SIP Important Role

SIP is an IETF application layer protocol for establishing, manipulating, and tearing down sessions. SIP’s main purpose is to help session originators deliver invitations to potential session participants wherever they may be. In a nut shell, that is SIP’s role.

So SIP is not the panacea – because it was never built to be that way. Let’s review two of the fundamental assumptions behind SIP’s design:

Reusing Existing Protocols – SIP was designed to specifically reuse as many existing protocols and protocol design concepts. For example, SIP was modeled after HTTP, using URLs for addressing and SDP to convey session information.

Maximizing Interoperability – SIP was also designed so that it would be easy to bind SIP functions to existing protocols and applications, such as e-mail and Web browsers. SIP does this by limiting itself to a modular philosophy – just like many other Internet protocols – and focusing on a specific set of functions.

It’s actually good news that SIP does not try to solve everything single-handedly. We can examine this statement more closely with a quick look at the H.323 approach to IP telephony. H.323 is not a single protocol but rather an entire suite of protocols that cover everything from soup to nuts – codecs, call control, conferencing, and many other functions in one vertically integrated stack.

The advantage to this approach is that by strictly controlling so many aspects of the implementation it is easier to ensure that H.323 based systems function well together. On the down side, H.323 becomes heavy and cumbersome. Flexibility is sacrificed as one is tied to a single family of technologies.

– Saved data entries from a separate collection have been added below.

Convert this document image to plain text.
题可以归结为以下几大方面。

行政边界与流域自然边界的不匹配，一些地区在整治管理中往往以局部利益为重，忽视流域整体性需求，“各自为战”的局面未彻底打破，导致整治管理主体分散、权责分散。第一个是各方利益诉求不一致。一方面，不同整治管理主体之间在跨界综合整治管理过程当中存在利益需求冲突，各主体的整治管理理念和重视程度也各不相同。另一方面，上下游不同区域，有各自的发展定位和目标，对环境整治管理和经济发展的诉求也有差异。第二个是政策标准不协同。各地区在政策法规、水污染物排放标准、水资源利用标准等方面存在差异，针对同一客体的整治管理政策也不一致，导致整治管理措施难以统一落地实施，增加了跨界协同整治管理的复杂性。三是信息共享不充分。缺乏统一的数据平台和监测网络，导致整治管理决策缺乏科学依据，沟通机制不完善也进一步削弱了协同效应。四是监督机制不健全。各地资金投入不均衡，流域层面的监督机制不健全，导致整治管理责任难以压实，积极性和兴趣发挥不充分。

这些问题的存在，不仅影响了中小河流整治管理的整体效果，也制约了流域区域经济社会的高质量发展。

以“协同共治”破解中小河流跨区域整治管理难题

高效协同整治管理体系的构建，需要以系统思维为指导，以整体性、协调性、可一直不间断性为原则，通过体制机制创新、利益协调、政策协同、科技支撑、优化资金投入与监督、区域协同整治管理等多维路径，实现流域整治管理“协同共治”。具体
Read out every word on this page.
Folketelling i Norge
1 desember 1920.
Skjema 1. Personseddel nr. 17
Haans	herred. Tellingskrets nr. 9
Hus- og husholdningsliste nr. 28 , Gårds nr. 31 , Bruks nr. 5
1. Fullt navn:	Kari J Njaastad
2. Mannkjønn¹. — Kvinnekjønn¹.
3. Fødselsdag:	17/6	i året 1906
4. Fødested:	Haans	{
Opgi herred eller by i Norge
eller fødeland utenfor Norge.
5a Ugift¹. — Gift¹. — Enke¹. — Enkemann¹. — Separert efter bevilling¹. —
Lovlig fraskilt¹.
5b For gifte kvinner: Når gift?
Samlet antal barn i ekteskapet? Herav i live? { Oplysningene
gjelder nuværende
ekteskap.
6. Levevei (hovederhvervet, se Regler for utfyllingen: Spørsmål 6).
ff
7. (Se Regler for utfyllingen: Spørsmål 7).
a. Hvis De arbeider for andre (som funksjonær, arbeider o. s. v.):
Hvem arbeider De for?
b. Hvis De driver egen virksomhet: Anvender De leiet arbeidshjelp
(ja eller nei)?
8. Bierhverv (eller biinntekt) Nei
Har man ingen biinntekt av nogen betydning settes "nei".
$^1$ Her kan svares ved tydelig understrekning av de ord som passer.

For a mature technology this may not be a problem, since the best solutions are likely to have been discovered and incorporated into standards. However for a field as young and fast changing as IP telephony, where many problems and solutions are still under debate, flexibility is more important. SIP is part of this flexible approach, as it uses a wide variety of protocols, each addressing a different aspect of the problem space. The advantage is the ability to choose from among many competing technologies and move to newer and better ones as they emerge. This has always been the philosophy behind SIP and this is the approach of the IETF to IP telephony in general.

SIP is an important piece of this modular approach to IP telephony protocols. SIP addresses the need for a protocol to deal with generalized sessions. This involves finding potential call participants and contacting them as they move from place to place, changing their location and the even equipment they are using. Calls may require the use of multiple streams of various media, and very large numbers of participants might be involved in a call – and even joining and leaving in a constantly changing topology. This is what SIP does!